Stock market investors will remember year 2018 as another year of wait for earnings revival as domestic triggers including introduction of long-term capital gains (LTCG) tax, fraud in Punjab National Bank (PNB), NBFC crisis, liquidity crunch and the government-RBI tussle, coupled with global factors such as Sino-US trade war, fluctuations in crude oil prices and US Federal Reserve's rate hike cycle, kept investors on tenterhooks. The S&P BSE Sensex and Nifty50 could just wrap up the year with 4 per cent and 1 per cent gains, respectively. This is against post-tax returns of at least 6 per cent offered by fixed deposits (FDs) during the year.
As curtains draws to year 2018, and year 2019 makes it way, let's take a look at five events that will set the tone for the market next year:
- General Election 2019
- Oil price trajectory
From the peak of $80 per barrel hit in early October, oil prices are now hovering at around $50 per barrel as OPEC and allies led by Russia agreed this month to cut oil production by 1.2 million barrels per day and United States granted waiver from Iran sanctions to eight countries including India. However, the upward pressure on the prices still exists as we enter 2019."We see a possibility of further restraint on Iran oil exports by the US government once the 180-day waiver period expires in early-May 2019. Iran maybe exporting about 1 mn b/d currently and any reduction may tighten the oil markets, especially around seasonally strong demand during summers. OPEC+ may consider restoring production partly or fully to address the situation," points out Kotak Institutional Equities in a research note.
- Corporate earnings
"We model net profits of the Nifty-50 Index to grow 27 per cent driven by (1) robust growth in net profits of certain banks (both private and PSUs) on the back of lower loan-loss provisions, (2) strong growth in net profits of pharmaceutical companies driven by the launch of new US generics and specialty products and (3) moderate growth across domestic consumption sectors led by moderate GDP growth.

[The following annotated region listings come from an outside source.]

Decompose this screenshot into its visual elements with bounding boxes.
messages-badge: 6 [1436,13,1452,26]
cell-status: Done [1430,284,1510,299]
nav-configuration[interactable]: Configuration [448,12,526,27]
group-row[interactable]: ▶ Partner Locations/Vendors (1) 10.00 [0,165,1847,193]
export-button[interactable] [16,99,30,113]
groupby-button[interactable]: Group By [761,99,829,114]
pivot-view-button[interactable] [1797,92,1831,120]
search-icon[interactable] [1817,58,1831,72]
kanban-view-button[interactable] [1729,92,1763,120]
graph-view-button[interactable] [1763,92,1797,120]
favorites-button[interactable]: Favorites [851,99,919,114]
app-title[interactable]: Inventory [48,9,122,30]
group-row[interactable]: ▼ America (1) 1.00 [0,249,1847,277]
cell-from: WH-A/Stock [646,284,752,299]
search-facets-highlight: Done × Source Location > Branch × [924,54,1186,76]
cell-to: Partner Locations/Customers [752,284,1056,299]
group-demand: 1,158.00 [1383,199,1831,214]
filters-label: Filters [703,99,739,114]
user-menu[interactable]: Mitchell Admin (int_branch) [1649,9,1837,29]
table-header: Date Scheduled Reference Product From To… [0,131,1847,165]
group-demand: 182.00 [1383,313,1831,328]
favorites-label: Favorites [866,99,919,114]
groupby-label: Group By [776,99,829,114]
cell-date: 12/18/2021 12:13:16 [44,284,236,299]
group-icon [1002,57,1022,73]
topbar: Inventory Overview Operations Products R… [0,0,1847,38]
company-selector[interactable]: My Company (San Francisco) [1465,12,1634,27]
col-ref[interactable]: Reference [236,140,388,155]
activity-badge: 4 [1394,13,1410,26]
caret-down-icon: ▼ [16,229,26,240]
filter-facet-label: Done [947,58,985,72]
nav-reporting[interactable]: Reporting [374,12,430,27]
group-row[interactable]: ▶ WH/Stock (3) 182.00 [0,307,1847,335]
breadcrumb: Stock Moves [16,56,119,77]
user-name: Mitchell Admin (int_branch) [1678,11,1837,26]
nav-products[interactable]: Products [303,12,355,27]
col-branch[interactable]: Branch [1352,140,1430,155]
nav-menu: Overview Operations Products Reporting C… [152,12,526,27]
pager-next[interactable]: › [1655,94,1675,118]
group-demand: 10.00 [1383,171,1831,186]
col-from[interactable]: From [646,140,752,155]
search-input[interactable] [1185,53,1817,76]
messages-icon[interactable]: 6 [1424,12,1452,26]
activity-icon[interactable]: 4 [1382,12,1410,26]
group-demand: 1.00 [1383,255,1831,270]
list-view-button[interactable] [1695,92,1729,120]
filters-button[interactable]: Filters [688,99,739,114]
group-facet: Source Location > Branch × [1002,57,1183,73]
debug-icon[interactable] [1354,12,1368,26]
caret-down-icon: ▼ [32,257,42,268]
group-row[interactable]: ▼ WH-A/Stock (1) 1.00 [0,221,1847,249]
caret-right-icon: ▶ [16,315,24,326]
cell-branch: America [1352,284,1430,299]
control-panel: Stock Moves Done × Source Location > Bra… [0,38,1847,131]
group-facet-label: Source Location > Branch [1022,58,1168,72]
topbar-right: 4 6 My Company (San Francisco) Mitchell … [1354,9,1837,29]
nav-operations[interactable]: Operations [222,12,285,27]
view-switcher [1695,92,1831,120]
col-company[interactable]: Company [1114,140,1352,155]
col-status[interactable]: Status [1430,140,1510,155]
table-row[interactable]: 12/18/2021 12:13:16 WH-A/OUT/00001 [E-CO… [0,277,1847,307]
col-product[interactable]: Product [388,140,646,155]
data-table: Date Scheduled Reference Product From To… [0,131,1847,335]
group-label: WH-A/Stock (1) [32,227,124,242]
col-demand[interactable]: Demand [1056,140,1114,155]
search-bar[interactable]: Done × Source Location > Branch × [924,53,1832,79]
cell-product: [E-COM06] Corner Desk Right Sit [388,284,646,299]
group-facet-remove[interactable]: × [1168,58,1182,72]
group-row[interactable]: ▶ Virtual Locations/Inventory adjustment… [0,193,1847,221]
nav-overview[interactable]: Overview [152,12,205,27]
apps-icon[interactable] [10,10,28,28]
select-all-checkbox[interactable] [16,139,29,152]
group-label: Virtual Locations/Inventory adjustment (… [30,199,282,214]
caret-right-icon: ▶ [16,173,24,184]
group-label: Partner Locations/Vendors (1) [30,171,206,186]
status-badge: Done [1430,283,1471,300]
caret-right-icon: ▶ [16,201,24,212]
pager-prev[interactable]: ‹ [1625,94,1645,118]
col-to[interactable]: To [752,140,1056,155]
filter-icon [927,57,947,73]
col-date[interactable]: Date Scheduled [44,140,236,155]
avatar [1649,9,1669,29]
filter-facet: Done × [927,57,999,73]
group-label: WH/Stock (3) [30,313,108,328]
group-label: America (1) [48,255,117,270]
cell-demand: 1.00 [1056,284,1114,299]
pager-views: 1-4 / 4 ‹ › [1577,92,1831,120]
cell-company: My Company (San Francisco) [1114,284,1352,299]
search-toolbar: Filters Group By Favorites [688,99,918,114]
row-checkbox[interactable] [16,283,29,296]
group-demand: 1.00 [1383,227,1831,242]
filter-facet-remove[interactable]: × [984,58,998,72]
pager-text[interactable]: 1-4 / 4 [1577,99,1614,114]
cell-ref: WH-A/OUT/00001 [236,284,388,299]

Meanwhile, GDP growth is expected to slow down in H1FY19 after September quarter of FY19 disappointed with a broad-based slowdown across consumption, net exports and manufacturing on the supply side.
Going ahead, experts believe inflation will potentially undershoot RBI's H2FY19 average forecast of 3 per cent and will certainly remain below the 4 per cent inflation target. This raises the probability of a rate cut in the February meeting itself with experts expecting up to 50 bps of rate cut in 1HCY19.